Using the above two apis together makes Eval, one of my most commonly used apis. One API on top of the top two, write together, comfortable.

const result = await page.$eval(Selector, el => {// Return a Promise if an assignment is requiredreturnnew Promise(resolve => { //... Reslove (obj)}); await iframe.$$eval(selector, el => {... });Copy the code

2.6 Listening Events

As mentioned above, page. Evaluate cannot be console printed on the node command line, but listener events can change this rule. You can also do fault tolerance in listening events.

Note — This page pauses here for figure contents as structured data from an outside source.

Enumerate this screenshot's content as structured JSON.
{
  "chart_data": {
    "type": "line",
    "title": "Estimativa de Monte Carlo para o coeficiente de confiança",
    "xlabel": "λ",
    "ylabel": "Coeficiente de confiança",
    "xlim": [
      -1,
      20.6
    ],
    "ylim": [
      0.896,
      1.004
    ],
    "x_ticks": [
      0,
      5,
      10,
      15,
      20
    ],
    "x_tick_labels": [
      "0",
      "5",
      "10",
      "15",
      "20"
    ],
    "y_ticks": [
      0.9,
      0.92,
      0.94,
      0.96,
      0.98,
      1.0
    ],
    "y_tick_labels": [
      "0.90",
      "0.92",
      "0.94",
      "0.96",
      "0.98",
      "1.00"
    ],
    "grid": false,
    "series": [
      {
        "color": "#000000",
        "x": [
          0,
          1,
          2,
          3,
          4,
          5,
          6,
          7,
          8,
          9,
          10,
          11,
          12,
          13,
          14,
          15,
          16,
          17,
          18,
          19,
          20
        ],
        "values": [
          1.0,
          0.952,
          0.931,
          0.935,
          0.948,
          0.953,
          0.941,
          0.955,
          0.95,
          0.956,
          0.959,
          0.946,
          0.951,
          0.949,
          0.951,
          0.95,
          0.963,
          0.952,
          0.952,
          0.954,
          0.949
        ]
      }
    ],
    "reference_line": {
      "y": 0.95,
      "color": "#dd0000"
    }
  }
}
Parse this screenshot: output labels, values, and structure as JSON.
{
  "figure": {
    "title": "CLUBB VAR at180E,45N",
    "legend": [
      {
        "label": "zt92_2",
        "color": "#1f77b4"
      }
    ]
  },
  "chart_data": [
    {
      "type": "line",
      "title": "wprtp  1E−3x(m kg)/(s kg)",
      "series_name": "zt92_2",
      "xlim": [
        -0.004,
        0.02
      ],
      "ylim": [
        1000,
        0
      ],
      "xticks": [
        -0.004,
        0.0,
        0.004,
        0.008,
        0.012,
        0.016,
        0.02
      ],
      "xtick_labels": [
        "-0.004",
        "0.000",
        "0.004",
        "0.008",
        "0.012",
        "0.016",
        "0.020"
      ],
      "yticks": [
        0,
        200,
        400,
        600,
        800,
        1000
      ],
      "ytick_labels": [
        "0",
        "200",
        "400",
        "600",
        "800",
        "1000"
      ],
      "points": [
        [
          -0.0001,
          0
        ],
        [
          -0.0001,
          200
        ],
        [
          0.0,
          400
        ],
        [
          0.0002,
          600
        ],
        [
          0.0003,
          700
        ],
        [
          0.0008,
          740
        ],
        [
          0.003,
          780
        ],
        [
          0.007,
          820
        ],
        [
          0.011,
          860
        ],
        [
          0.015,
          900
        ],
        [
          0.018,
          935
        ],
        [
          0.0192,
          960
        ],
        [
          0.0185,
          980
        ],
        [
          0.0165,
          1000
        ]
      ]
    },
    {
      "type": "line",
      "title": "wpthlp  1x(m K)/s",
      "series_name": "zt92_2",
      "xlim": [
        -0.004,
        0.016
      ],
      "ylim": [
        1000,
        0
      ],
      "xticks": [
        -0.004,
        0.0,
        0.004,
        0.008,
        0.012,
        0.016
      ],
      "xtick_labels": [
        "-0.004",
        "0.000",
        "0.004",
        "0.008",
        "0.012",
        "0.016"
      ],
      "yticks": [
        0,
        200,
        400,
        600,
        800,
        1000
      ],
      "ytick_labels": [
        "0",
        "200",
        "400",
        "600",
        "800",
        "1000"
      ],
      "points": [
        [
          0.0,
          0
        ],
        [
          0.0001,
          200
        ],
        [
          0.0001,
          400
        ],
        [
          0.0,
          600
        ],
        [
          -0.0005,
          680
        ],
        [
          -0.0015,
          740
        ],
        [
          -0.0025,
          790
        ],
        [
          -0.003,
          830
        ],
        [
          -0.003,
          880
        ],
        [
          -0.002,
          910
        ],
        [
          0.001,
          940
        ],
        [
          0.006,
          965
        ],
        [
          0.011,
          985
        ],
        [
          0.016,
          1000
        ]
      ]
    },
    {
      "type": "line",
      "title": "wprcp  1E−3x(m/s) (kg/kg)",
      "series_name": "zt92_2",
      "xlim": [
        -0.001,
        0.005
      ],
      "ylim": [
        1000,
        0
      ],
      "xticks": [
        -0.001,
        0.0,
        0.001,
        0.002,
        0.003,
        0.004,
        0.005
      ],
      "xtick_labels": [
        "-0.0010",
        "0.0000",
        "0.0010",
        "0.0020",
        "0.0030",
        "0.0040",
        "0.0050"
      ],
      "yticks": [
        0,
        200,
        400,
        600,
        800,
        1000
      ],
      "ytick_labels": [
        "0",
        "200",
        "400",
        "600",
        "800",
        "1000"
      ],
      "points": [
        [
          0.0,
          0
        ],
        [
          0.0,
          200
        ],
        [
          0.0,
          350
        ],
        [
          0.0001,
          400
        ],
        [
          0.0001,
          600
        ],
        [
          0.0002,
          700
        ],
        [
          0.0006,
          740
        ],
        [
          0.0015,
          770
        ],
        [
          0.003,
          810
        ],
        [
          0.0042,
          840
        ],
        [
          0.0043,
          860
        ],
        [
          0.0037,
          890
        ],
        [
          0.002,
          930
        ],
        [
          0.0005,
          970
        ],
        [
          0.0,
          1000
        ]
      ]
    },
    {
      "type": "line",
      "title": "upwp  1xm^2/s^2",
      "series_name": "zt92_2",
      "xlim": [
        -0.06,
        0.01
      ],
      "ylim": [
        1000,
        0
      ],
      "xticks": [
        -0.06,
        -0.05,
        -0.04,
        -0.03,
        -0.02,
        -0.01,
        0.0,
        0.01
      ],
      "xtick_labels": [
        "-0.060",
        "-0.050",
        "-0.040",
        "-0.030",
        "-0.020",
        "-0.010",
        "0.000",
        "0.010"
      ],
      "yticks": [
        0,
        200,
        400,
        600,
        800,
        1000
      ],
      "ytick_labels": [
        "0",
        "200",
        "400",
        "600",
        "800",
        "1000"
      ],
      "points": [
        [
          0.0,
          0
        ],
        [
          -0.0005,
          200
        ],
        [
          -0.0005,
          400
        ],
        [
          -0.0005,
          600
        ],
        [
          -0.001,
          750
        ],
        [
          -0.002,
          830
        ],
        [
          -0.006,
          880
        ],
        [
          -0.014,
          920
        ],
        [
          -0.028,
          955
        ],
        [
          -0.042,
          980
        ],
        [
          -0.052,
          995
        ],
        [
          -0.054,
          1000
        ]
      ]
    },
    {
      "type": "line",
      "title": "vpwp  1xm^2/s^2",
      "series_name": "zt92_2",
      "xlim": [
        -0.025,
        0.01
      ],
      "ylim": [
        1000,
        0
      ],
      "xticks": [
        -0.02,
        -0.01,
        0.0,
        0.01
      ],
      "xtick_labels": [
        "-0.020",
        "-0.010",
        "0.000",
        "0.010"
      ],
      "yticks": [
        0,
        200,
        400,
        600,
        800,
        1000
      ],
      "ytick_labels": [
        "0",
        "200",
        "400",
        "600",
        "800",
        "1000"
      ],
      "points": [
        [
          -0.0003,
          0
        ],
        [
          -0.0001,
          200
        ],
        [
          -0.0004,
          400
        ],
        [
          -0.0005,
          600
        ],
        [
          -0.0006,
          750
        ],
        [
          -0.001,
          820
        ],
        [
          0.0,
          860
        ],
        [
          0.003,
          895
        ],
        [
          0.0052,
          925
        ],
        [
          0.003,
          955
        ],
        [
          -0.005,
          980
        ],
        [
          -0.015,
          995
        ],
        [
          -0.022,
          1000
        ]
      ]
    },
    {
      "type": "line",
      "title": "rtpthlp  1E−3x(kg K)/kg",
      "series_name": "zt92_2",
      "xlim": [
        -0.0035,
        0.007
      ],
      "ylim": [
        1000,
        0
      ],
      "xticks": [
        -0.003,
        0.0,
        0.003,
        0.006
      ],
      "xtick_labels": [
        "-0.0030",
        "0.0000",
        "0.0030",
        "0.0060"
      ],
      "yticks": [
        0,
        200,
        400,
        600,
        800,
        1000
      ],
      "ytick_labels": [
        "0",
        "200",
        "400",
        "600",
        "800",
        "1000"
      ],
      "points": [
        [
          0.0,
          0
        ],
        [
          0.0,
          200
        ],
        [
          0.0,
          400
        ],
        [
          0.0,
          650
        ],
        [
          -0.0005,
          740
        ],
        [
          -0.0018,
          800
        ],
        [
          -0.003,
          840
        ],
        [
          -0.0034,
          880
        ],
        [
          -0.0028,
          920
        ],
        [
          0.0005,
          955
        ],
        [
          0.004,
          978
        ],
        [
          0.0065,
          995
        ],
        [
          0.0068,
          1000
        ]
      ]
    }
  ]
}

page.on('console', msg => {
    console.log(msg);
});
Copy the code

Personally, if you print the DOM, it’s better to look at the browser’s console.

// Listen to the browser error page. On ('pageerror', pageErr => { console.log(pageErr); }); // Listening node reported an error page.on('error', err => {
    console.log(err);
});
Copy the code

Three, camouflage mobile terminal

const devices = require("puppeteer/DeviceDescriptors");
const iPhone = devices["iPhone 6"]; . await page.emulate(iPhone);Copy the code

More devices can be viewed here

That is my introduction to the Puppeteer crawler API.


Amway two books, one is Lao Yao’s regular expression PDF version said very detailed, really useful, although I have forgotten most of the (╯ and ﹏╰); The other one is the Web front-end interview guide and high-frequency examination question analysis booklet, the content is rich and basic, I hope I can find an opportunity to practice.

Now I want to get down to business.

I am a software engineering graduate of 17 years. I am familiar with VUE and have written two company projects. At present has left office, coordinates guangzhou, for big men shelter.